Farm Runoff: Down the Mississippi to the Gulf of Mexico
Beneath its sparkling waters off the Louisiana coast, part of the Gulf of Mexico is dying. Nutrients washed into the gulf by the Mississippi River have promoted excessive algae growth, sucking the oxygen out of the water over an area roughly the size of New Jersey and killing off or driving away many plants and animals. The growth of this so-called “dead zone” threatens the future of some Gulf Coast fisheries. Dr. Wayne Skaggs believes the best way to reverse the trend is to turn down the spigot of nutrients flowing down the Mississippi.
A national task force has concluded controlled drainage could help solve nutrient problems in the Mississippi River.

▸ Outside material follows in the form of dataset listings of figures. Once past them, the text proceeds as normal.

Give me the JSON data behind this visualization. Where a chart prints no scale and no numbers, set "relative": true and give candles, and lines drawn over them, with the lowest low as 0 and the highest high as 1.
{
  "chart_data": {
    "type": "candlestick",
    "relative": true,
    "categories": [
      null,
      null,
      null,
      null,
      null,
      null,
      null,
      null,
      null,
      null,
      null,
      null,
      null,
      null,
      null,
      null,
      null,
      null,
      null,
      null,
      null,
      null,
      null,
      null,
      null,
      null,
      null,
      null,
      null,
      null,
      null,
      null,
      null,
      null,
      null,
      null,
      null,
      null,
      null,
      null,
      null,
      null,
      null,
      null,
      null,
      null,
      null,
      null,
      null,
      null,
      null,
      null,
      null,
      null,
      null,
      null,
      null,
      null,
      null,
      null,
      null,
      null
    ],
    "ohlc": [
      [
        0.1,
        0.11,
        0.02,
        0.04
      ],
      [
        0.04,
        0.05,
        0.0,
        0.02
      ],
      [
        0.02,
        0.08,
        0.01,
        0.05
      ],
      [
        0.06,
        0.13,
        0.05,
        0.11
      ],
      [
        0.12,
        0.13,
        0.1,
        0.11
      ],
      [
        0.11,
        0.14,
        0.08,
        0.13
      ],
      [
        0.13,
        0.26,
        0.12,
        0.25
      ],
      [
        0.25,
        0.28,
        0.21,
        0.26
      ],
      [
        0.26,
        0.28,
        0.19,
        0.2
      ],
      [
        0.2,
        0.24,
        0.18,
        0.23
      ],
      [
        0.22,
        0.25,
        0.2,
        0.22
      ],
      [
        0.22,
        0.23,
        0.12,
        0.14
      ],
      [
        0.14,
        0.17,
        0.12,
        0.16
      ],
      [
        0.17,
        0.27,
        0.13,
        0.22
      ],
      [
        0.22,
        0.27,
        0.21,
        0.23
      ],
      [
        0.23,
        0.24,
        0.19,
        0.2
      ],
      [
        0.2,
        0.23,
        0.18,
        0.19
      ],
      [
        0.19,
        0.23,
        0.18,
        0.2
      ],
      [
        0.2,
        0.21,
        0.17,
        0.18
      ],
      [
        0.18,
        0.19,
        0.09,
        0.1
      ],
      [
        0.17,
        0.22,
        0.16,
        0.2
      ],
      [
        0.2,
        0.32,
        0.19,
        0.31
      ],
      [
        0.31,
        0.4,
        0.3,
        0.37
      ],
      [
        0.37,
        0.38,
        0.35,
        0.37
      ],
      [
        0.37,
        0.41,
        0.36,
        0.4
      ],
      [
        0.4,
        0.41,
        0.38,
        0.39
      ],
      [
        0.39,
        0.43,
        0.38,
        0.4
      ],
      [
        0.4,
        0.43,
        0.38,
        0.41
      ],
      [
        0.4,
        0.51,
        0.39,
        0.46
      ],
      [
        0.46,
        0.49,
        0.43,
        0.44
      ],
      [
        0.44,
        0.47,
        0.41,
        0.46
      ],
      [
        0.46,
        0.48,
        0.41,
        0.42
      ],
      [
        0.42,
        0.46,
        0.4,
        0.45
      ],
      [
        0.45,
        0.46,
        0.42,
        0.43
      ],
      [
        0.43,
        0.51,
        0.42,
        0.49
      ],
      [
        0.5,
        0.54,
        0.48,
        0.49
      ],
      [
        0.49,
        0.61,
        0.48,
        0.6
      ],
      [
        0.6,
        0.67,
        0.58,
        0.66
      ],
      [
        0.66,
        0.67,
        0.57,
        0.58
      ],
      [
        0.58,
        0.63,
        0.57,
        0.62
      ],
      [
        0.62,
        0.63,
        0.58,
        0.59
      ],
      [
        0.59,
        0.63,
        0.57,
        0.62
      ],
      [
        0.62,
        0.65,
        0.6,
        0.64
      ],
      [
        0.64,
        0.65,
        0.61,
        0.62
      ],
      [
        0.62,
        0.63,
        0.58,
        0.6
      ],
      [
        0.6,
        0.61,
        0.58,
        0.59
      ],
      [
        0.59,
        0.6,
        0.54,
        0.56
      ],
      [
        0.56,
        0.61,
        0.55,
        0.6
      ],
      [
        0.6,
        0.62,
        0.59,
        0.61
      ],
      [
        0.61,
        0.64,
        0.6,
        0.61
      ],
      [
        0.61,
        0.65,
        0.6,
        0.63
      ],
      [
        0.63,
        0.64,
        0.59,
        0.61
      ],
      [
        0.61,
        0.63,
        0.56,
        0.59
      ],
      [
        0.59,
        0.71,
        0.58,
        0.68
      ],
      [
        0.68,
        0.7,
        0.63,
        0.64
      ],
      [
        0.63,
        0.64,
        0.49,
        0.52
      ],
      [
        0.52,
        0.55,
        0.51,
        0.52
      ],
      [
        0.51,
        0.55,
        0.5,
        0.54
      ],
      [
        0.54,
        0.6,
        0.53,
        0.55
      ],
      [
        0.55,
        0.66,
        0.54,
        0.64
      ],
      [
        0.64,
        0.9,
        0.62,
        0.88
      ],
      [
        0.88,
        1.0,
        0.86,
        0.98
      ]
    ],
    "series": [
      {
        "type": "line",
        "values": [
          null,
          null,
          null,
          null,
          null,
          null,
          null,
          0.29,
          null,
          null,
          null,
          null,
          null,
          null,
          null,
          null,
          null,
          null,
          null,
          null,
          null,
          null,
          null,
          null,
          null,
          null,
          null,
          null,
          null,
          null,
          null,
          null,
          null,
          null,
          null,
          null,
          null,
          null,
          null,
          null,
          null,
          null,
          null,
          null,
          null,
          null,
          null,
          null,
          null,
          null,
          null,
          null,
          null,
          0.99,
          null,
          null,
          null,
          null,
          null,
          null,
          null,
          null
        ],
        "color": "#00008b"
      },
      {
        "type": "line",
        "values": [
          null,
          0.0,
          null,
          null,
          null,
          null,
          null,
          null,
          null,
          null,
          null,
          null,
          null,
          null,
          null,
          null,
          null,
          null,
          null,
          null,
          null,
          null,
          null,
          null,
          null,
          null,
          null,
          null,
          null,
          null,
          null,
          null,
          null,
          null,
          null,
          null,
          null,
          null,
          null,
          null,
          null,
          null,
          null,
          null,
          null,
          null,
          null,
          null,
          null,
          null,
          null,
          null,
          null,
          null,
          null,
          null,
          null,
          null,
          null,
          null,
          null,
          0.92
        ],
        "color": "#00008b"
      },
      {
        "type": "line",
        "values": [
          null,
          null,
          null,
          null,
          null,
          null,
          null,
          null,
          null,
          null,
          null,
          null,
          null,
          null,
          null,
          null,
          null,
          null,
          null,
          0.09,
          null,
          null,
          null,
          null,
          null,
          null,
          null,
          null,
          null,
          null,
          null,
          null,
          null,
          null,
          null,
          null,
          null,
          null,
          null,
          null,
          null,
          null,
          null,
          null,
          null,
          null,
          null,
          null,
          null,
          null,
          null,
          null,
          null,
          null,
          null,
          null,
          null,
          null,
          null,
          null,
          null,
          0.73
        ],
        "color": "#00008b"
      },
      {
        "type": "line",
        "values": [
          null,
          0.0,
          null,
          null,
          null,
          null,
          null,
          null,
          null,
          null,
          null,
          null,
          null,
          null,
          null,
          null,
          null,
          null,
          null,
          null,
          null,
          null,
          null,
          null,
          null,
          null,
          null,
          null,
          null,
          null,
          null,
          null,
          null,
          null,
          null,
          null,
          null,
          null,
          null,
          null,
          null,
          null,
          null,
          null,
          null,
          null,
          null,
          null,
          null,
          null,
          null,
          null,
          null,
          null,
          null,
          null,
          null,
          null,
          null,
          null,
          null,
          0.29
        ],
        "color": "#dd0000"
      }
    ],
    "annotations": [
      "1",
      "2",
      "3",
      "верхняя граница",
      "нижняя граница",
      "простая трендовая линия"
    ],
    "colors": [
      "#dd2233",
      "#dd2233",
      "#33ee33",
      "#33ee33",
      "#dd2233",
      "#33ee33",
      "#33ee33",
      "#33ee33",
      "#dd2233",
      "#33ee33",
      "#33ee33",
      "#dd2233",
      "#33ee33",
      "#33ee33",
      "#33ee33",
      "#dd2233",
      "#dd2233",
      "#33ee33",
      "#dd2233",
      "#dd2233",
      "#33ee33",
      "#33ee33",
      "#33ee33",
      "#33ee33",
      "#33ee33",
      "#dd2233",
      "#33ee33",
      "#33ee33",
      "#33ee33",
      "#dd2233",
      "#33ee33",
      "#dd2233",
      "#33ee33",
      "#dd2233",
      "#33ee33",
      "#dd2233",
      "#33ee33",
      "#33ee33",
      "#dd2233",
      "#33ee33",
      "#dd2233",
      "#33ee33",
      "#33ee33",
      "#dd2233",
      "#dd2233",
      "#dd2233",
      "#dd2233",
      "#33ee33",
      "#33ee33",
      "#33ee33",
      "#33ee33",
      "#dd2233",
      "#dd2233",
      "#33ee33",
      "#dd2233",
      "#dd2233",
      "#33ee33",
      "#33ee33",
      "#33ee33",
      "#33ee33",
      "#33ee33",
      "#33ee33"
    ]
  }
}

A William Neal Reynolds Professor and Distinguished University Professor in the Department of Biological and Agricultural Engineering (BAE), Skaggs has spent more than three decades designing soil hydrology computer models. His DRAINMOD simulation has become widely accepted for predicting how water drains from various types of soil, from farm fields to wetlands. It could suggest ways to reduce the amount of nutrients spilling into the dead zone of the gulf.
Skaggs initially designed DRAINMOD to help farmers in eastern North Carolina better manage their drainage systems. By crunching data on rainfall, evaporation, and soil composition, the model determines how deep and far apart to place drains or ditches so the water table would be at the proper level for growing crops. Subsequent tweaks to the model led Skaggs and several colleagues to devise a system of controlled drainage to reduce the nutrients lost from farm fields and improve downstream water quality. Temporarily damming the drainage canals in the winter—more nutrients leech from the soil then because they aren’t taken up by crops and there’s less evaporation—cuts the nitrogen carried downstream in half. Structures have been installed on about 450,000 acres of agricultural and forest land in North Carolina to implement controlled drainage.
Temporarily damming eastern North Carolina drainage canals in winter cuts the nitrogen carried downstream in half.
A national task force studying ways to reduce the nitrogen load in the Mississippi River has concluded that controlled drainage could help solve nutrient problems there as well. Dozens of farmers in Illinois and Ohio are using the practice, but many others are slow to change, insisting it won’t work for their soils and drainage needs. To quell such arguments, Skaggs and colleagues like BAE Assistant Professor Mohamed Youssef have developed algorithms to go beyond the water properties of soil to predict nitrogen cycles and other physical and chemical properties as well. “I started with an agricultural management issue, but I’ve spent most of my career applying it to water quality and environmental issues,” Skaggs says. “I’m glad the methods we’ve developed can be used to address both sides of the equation.”